Jon Daniels: Sure. Yes, I’ll take them in order. So, credit availability for CarMax again, I think this is one of the values of having the multitude of lenders that we have. We really continue to provide our customers with great access to credit. Now, I think it’s not surprised in the industry that obviously lenders are always looking to shore up their portfolios and they’ve tightened where they’ve needed to. We’ve seen most of our tightening from our partners if you will, probably the back half of last calendar year. CAF has tightened over the course of the year and I think that’s just standard lending practices that you’re going to find right now. But ultimately I think we provide fantastic access to credit certainly in the high 90% range from a mid to over and probably 95% approval rate to customers when they apply.
And again, I think we give them access, to see other vehicles that are available to them. Regarding overall performance in the quarter for CAF in particular, we continue to look at our overall portfolio. I’m going to look at this from the lens of our Tier 1 business. We securitize everything. We report on that on a monthly basis, how that’s performing. If you really look at the older deals that you might compare the newer deals to the 2017, the 2018, the 2019, even the 2020 deals, exceptionally low loss rates, well below the 2% to 2.5% range they’re trending towards right now and obviously for all the reasons that we’ve cited before, access to cash, government stimulus, all that, so they really outperformed. What we’re seeing currently in the newer vintages is really highly expected.
It’s just a reversion back to sort of the normalized levels that the industry has seen from a lending perspective. So we are — we were anticipating the 2021 to 2022 deals to go back to that 2% to 2.5% range. I would tell you we’re seeing with these higher monthly payments we’re probably at the higher portion of that range and that’s why we’ve done the tightening that we’ve done. We’ve done it over the course of the last year to some degree in Tier 3, and also pockets in Tier 1 where we see opportunity to pull back. We want to make sure we operate well within that 2% to 2.5% range and I think we’ve done a nice job there. So ultimately, as you think about the provision going forward, it’s a combination of several things I cited in the prepared remarks.
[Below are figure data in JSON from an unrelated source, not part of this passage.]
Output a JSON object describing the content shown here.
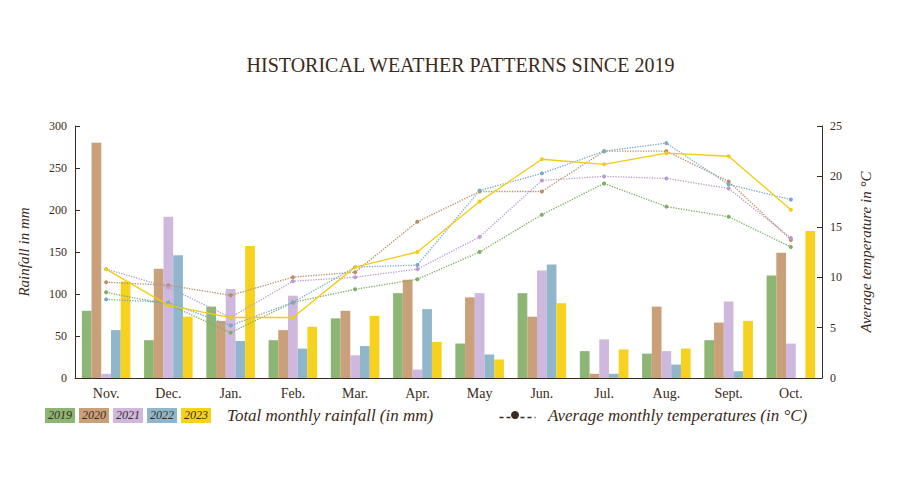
{
  "chart_data": {
    "type": "bar",
    "title": "HISTORICAL WEATHER PATTERNS SINCE 2019",
    "y_label": "Rainfall in mm",
    "y2_label": "Average temperature in °C",
    "annotations": [
      "Total monthly rainfall (in mm)",
      "Average monthly temperatures (in °C)"
    ],
    "categories": [
      "Nov.",
      "Dec.",
      "Jan.",
      "Feb.",
      "Mar.",
      "Apr.",
      "May",
      "Jun.",
      "Jul.",
      "Aug.",
      "Sept.",
      "Oct."
    ],
    "ylim": [
      0,
      300
    ],
    "yticks": [
      0,
      50,
      100,
      150,
      200,
      250,
      300
    ],
    "y2lim": [
      0,
      25
    ],
    "y2ticks": [
      0,
      5,
      10,
      15,
      20,
      25
    ],
    "grid": false,
    "legend": "bottom",
    "series": [
      {
        "name": "2019",
        "type": "bar",
        "color": "#8db573",
        "values": [
          80,
          45,
          85,
          45,
          71,
          101,
          41,
          101,
          32,
          29,
          45,
          122
        ]
      },
      {
        "name": "2020",
        "type": "bar",
        "color": "#c9a07a",
        "values": [
          280,
          130,
          68,
          57,
          80,
          117,
          96,
          73,
          5,
          85,
          66,
          149
        ]
      },
      {
        "name": "2021",
        "type": "bar",
        "color": "#cfb8de",
        "values": [
          5,
          192,
          106,
          98,
          27,
          10,
          101,
          128,
          46,
          32,
          91,
          41
        ]
      },
      {
        "name": "2022",
        "type": "bar",
        "color": "#8fb6cb",
        "values": [
          57,
          146,
          44,
          35,
          38,
          82,
          28,
          135,
          5,
          16,
          8,
          null
        ]
      },
      {
        "name": "2023",
        "type": "bar",
        "color": "#f6d21e",
        "values": [
          115,
          73,
          157,
          61,
          74,
          43,
          22,
          89,
          34,
          35,
          68,
          175
        ]
      },
      {
        "name": "2019",
        "type": "line",
        "axis": "y2",
        "color": "#7fae62",
        "marker": "circle",
        "line_style": "dotted",
        "values": [
          8.5,
          7.3,
          4.5,
          7.5,
          8.8,
          9.8,
          12.5,
          16.2,
          19.3,
          17,
          16,
          13
        ]
      },
      {
        "name": "2020",
        "type": "line",
        "axis": "y2",
        "color": "#b98e66",
        "marker": "circle",
        "line_style": "dotted",
        "values": [
          9.5,
          9.2,
          8.2,
          10,
          10.5,
          15.5,
          18.5,
          18.5,
          22.5,
          22.5,
          19.5,
          13.7
        ]
      },
      {
        "name": "2021",
        "type": "line",
        "axis": "y2",
        "color": "#b99ccc",
        "marker": "circle",
        "line_style": "dotted",
        "values": [
          10.8,
          9,
          6,
          9.6,
          10,
          10.8,
          14,
          19.6,
          20,
          19.8,
          18.8,
          13.9
        ]
      },
      {
        "name": "2022",
        "type": "line",
        "axis": "y2",
        "color": "#78a9c2",
        "marker": "circle",
        "line_style": "dotted",
        "values": [
          7.8,
          7.5,
          5.2,
          7.5,
          11,
          11.2,
          18.6,
          20.3,
          22.5,
          23.3,
          19.2,
          17.7
        ]
      },
      {
        "name": "2023",
        "type": "line",
        "axis": "y2",
        "color": "#f2cc12",
        "marker": "circle",
        "line_style": "solid",
        "values": [
          10.8,
          7.2,
          6,
          6,
          11,
          12.5,
          17.5,
          21.7,
          21.2,
          22.3,
          22,
          16.7
        ]
      }
    ]
  }
}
The existing portfolio, which again yes, I think we have a good handle on, I think it’s going to operate in that 2% to 2.5% range and we’ve done a nice job there. You’ve got the new originations, which are certainly going to come in lower, given the tightening. We’ve pulled back to some degree on the Tier 3. It’s a small portion of our business and the Tier 2, we’re excited about that space and we see great opportunity. So if you put all that together I think our reserve speaks for itself. We’ve come from a 311 to a 308. I think it’s relatively stable. We think we’re well reserved and we’ll see how the consumer performs, but I think we’re in a good spot right now.
Michael Montani: Thank you.
Operator: Our next question will come from John Murphy with Bank of America. Your line is open.
John Murphy: Good morning, guys. I just wanted to ask Bill, as you go through periods of steep depreciation, like you’re talking about, and we’ve seen in the used car market on pricing, typically they’re accompanied by supply increases, which would drive same-store sales higher. I’m just curious what you’re seeing, in the market right now as far as availability and flow of vehicles, maybe in the 0 to 6 year old bucket, which is the target, and then maybe in the 6 to 10 year old, which is a growing target for you over time?
Bill Nash: Yes, good morning, John. When I think — look back at the depreciation for the quarter, like I said, there was steep depreciation in June and July and quite honestly it started in May. So if you look at May, June and July, there was probably about $3,000 of depreciation, which is absolutely it’s steep. And the biggest impact it has on us obviously is really more on the buys, because we’re going to adjust accordingly and consumers are always thinking that their vehicles are worth more, so it impacts the buys early on until the rest of the market shifts. So from a buy standpoint, it’s a headwind in the short-term. But again, I think the team did a phenomenal job not only maintaining the retail margins, but the wholesale margins, which we haven’t talked about because year-over-year they were up even in this steep environment.
As far as availability, look, if you’re having to rely on outside sources, there’s just, it’s a, there’s a limited supply. And if I think back over at least my tenure here at CarMax, there’s just less vehicles available through third party auctions and it’s been that way for a while. So, and I don’t foresee that changing greatly in the near-term, which is also why we’re thrilled to have our self-sufficiency so high and we’re continuing to look for avenues to continue to source inventory really retail or wholesale, however we can outside of those sources.
John Murphy: And maybe just a followup, I mean, do you think you could ever get meaningfully above that 70% self-sufficiency that you’re at right now, which is pretty damn good to start with, but I mean, are there other avenues maybe through Edmunds or other ways that you could increase that meaningfully?